Member of the Chamber of Deputies
- In office 15 May 1926 – 15 May 1941
- Constituency: 12th Departmental Grouping

Personal details
- Born: 29 August 1876 Talca, Chile
- Died: 14 January 1957 (aged 80) Talca, Chile
- Party: Radical Party
- Spouse: Delia Cruz Fuenzalida
- Children: Six
- Parent(s): Juan Gabriel de Armas Cruz Carmen Riquelme Urrutia
- Profession: Agriculturalist

= Rodolfo Armas =

Chilean politician

Rodolfo Armas Riquelme (born 29 August 1876 – died 14 January 1957) was a Chilean politician and agriculturalist who served as deputy of the Republic.

== Biography ==
Armas Riquelme was born in Talca, Chile, on 29 August 1876. He was the son of Juan Gabriel de Armas Cruz and Carmen Riquelme Urrutia.

He studied at the Liceo de Hombres of Talca and at the Seminary of the same city.

He worked as an employee of the Municipality of Talca for eight years and later devoted himself to agricultural activities in the regions of Colchagua and Talca. He operated the San Miguel de Calleuque estate in Colchagua and owned the El Arroyo estate, located approximately 18 kilometers from Talca, where he produced cabernet wines and export apples.

He married Delia Cruz Fuenzalida, with whom he had six children.

== Political career ==
Armas Riquelme was a member of the Radical Party and served for several years as president of the Radical Assembly of Talca.

He was elected deputy for the Twelfth Departmental Grouping (Talca, Lontué and Curepto) for the 1926–1930 legislative period, serving as substitute member of the Standing Committee on Agriculture and Colonization.

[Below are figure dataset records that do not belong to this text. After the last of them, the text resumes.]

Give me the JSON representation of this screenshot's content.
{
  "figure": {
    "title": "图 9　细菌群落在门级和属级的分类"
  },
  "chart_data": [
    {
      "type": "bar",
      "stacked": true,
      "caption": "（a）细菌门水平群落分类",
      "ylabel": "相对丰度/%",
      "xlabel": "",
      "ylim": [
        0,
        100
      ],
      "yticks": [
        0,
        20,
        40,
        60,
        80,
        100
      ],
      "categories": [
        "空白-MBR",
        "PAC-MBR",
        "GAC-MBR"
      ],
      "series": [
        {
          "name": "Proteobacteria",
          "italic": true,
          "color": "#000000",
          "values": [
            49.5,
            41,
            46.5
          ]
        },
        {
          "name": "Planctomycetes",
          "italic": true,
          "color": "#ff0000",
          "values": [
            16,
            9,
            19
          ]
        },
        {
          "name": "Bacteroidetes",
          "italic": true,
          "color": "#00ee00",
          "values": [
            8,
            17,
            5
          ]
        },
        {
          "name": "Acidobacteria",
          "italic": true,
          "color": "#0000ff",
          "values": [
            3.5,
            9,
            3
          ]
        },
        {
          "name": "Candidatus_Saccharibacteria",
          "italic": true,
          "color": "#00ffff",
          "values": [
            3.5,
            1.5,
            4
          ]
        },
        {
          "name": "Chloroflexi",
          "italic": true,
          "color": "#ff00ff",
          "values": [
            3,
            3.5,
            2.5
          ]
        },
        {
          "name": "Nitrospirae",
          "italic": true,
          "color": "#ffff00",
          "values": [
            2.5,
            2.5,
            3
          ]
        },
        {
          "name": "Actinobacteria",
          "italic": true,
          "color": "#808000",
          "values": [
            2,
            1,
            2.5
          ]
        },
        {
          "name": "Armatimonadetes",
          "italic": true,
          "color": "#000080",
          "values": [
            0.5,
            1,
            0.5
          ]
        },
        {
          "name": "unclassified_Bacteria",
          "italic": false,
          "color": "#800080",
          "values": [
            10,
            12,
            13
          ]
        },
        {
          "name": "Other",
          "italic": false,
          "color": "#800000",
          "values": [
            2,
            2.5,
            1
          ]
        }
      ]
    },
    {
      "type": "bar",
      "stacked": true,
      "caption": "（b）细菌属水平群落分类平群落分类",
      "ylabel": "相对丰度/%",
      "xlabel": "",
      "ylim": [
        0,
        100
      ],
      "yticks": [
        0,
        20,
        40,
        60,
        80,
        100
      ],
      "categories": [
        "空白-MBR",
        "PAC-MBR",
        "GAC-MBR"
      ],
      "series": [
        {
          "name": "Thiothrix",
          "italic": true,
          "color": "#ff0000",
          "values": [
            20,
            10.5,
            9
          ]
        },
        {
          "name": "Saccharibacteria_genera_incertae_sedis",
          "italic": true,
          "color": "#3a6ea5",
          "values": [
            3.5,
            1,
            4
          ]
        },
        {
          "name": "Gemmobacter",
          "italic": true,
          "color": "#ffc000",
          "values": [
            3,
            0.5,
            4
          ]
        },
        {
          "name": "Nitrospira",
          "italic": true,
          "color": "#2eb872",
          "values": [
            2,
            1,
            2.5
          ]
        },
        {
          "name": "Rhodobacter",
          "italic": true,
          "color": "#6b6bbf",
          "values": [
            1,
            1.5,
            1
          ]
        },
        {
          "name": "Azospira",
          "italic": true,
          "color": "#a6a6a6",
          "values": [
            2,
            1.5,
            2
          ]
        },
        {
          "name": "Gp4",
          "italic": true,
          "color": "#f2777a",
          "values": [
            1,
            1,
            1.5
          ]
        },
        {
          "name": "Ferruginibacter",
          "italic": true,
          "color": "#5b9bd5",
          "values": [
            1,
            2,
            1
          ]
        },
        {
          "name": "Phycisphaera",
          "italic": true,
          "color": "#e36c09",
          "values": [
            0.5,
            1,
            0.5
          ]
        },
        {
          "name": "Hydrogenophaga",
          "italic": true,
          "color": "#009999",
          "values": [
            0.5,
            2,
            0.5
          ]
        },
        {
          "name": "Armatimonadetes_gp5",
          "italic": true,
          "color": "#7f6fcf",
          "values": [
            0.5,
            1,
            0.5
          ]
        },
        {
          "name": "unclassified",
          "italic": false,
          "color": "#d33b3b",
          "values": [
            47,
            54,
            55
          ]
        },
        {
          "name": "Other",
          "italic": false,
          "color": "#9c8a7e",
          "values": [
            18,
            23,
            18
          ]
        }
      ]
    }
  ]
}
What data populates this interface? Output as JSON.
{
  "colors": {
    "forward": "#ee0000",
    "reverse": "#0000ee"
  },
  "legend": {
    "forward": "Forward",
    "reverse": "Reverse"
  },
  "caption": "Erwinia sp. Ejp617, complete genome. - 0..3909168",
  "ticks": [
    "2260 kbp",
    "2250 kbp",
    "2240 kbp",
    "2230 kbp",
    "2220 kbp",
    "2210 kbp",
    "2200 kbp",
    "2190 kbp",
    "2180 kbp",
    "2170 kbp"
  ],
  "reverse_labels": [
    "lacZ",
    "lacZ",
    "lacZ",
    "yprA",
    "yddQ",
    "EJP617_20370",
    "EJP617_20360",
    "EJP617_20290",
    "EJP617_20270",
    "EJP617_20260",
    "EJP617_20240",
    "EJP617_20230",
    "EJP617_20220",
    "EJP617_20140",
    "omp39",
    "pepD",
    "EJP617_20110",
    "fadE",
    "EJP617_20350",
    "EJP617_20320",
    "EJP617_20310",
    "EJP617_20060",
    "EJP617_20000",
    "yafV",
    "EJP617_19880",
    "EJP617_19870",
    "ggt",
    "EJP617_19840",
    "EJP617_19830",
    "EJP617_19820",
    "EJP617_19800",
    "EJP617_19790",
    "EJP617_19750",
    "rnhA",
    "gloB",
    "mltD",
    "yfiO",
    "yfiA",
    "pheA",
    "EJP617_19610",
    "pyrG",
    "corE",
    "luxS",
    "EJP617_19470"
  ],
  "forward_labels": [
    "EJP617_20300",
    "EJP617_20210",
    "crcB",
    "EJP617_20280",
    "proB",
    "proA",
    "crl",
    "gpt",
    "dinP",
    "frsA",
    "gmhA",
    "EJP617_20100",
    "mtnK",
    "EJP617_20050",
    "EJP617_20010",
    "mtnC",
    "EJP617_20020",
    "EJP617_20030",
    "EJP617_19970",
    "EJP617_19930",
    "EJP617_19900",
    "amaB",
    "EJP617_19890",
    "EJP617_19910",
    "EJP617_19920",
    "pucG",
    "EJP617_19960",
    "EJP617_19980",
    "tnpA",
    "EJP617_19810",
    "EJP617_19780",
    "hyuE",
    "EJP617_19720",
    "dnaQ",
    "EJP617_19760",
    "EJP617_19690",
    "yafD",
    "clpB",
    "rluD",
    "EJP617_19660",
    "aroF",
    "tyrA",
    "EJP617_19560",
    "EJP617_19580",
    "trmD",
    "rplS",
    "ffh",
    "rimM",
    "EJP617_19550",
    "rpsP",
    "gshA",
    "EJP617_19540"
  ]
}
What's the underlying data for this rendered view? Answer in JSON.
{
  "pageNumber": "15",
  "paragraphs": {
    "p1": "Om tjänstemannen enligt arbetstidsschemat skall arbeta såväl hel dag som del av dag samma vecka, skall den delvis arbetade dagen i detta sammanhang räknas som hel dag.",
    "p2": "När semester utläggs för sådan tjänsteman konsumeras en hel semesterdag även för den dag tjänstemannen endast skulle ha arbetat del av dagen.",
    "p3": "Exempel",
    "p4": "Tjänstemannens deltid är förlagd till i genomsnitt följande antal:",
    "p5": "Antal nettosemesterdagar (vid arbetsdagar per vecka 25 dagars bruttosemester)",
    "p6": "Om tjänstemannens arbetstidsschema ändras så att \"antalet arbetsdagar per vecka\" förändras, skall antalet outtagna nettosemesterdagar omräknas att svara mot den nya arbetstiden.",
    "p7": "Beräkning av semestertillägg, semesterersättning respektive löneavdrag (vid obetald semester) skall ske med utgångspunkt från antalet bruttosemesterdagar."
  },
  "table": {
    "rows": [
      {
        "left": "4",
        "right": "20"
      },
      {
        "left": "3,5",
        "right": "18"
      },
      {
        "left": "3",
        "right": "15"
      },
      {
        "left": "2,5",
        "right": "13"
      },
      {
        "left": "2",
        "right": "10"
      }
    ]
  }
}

He was again elected deputy for the same constituency for the 1930–1934 legislative period and served on the Standing Committee on Agriculture and Colonization. Following the revolutionary movement that broke out on 4 June 1932, Congress was dissolved by decree on 6 June of that year.

He was re-elected Deputy for the Twelfth Departmental Grouping (Lontué and Talca) for the 1933–1937 legislative period, serving on the Standing Committee on Industry.

He was elected once more for the same constituency for the 1937–1941 legislative period, during which he served as substitute member of the Standing Committee on National Defense and as a member of the Standing Committee on Industry.

He served as Intendant of Talca from 9 July 1942, was ratified on 25 May 1945, and resigned on 7 November 1946.

== Other activities ==
He served for several years as a director of the Club de Talca.

Armas died in Talca, Chile, on 14 January 1957.